4.1. Im Verwaltungsstrafverfahren steht den Parteien gemäß § 51 Abs.1 VStG das Recht der Berufung an den unabhängigen Verwaltungssenat jenes Landes zu, in dem die Behörde, die den Bescheid erlassen hat, ihren Sitz hat. Daraus ergibt sich die Zuständigkeit des Oö. Verwaltungssenates.

4.2. Im Rahmen der freien Beweiswürdigung kam der unabhängige Verwaltungssenat zum Ergebnis, daß der unter 3.2. dargestellte Sachverhalt zutreffend ist.

Unbestritten blieb, daß der Bw den PKW des Friedrich M auf der Wiese zumindest bis zum Wiesenrand gelenkt hat.
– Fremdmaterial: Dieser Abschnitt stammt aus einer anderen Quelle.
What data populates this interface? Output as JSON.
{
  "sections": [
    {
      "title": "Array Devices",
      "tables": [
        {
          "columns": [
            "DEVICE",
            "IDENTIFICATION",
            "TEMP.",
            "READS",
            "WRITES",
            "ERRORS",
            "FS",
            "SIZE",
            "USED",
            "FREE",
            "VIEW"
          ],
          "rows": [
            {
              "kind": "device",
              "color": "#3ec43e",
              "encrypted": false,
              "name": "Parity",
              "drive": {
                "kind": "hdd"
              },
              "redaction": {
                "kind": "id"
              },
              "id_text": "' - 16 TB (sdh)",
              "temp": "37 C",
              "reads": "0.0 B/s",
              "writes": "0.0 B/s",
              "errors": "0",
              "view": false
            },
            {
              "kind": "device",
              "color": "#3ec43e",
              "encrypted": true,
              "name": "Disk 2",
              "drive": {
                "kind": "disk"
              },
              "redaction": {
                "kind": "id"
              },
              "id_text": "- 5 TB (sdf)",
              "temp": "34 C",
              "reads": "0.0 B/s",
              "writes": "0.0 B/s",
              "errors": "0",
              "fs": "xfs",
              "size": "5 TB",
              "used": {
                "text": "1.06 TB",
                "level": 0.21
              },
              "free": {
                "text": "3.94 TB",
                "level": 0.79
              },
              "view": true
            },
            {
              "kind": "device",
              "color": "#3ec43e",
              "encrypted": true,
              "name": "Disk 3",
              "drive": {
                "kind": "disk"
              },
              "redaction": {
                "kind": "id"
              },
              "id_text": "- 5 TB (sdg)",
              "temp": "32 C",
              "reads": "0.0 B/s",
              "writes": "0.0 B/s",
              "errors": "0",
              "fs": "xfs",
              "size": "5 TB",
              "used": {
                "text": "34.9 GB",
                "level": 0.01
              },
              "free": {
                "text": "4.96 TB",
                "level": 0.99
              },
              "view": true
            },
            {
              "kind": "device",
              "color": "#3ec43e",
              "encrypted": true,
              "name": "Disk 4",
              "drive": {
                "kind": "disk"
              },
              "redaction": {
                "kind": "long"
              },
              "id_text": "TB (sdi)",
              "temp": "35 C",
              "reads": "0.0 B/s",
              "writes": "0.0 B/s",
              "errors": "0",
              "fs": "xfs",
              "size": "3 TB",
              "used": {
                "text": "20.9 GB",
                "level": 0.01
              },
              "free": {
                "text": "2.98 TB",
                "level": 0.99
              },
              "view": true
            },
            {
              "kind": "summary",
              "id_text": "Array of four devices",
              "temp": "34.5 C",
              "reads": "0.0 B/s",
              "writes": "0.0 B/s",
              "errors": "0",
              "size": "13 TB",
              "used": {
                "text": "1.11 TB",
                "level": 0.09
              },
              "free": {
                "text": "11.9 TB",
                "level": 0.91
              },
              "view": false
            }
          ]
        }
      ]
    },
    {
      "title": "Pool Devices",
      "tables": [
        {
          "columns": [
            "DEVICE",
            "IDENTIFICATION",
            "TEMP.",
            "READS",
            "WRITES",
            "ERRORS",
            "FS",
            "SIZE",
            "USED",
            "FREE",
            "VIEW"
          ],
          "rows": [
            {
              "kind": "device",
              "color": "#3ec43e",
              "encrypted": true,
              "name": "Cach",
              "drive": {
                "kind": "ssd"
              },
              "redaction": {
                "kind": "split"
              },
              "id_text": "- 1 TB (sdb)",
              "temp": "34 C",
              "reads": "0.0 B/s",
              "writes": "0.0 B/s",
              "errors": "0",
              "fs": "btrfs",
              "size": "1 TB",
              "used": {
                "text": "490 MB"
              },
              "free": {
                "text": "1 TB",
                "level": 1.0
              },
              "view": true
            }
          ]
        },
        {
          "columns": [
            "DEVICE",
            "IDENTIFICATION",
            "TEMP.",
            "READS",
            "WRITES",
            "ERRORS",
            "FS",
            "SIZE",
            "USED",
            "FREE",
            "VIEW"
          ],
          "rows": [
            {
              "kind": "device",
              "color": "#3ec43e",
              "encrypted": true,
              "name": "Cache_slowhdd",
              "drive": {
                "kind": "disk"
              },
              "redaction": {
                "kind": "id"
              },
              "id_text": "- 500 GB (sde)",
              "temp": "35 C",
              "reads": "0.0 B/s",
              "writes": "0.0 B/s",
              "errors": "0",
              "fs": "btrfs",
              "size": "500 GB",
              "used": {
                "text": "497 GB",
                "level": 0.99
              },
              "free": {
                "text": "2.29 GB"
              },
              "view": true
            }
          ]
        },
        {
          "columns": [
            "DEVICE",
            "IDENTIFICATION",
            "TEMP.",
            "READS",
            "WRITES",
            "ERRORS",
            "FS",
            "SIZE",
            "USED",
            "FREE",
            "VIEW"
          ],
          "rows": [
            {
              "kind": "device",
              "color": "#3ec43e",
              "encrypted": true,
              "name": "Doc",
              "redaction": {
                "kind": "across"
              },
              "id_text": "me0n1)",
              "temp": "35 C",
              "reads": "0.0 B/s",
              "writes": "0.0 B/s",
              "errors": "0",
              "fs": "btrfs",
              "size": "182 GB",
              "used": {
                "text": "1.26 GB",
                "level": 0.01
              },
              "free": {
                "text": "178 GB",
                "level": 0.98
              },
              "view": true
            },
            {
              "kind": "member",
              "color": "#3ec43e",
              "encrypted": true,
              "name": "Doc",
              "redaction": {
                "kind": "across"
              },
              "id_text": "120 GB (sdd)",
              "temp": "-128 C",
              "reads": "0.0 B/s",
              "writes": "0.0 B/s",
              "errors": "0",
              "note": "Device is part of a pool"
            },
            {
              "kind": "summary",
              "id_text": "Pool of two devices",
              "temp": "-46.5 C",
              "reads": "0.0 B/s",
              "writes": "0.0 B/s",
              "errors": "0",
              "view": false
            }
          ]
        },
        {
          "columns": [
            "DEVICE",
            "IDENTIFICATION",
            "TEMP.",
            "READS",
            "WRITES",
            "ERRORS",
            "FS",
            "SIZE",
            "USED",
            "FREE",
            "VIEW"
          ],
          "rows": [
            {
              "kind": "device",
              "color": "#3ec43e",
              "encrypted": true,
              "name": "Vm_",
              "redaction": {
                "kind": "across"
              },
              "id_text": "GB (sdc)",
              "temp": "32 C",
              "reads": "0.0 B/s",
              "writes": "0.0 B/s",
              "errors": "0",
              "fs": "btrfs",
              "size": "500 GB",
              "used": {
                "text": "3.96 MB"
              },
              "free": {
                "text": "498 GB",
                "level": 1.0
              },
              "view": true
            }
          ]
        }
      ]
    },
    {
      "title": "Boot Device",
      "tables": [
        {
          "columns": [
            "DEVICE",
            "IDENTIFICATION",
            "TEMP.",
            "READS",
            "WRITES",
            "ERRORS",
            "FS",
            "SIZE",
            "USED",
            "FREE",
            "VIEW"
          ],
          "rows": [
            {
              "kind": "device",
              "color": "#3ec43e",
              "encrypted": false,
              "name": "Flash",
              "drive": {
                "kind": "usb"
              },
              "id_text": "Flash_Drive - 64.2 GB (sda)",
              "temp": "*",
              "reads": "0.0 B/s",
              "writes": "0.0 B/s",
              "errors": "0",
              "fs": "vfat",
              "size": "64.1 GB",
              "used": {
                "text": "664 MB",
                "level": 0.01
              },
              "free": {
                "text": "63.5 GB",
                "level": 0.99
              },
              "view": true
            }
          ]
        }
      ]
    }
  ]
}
Zu klären war, ob der Zulassungsbesitzer Friedrich M nun selbst von diesem Standort weg über die Straße gefahren ist und sein Auto am Straßenrand abgestellt hat oder ob der Bw dies getan hat. Für die erste Auffassung sprechen die Verantwortung des Bw sowie die Zeugenaussage des Friedrich M. Der Gendarmeriebeamte hatte dagegen sowohl in seiner Anzeige als auch in seiner Aussage vor dem unabhängigen Verwaltungssenat angegeben, daß der Bw bei seiner Anhaltung selbst gesagt hätte, aus der Wiese auf die Straße herausgefahren zu sein und nunmehr auf seine Freunde zu warten. Der Gendarmeriebeamte hatte den Bw jedoch nicht beim Lenken des Fahrzeuges selbst gesehen.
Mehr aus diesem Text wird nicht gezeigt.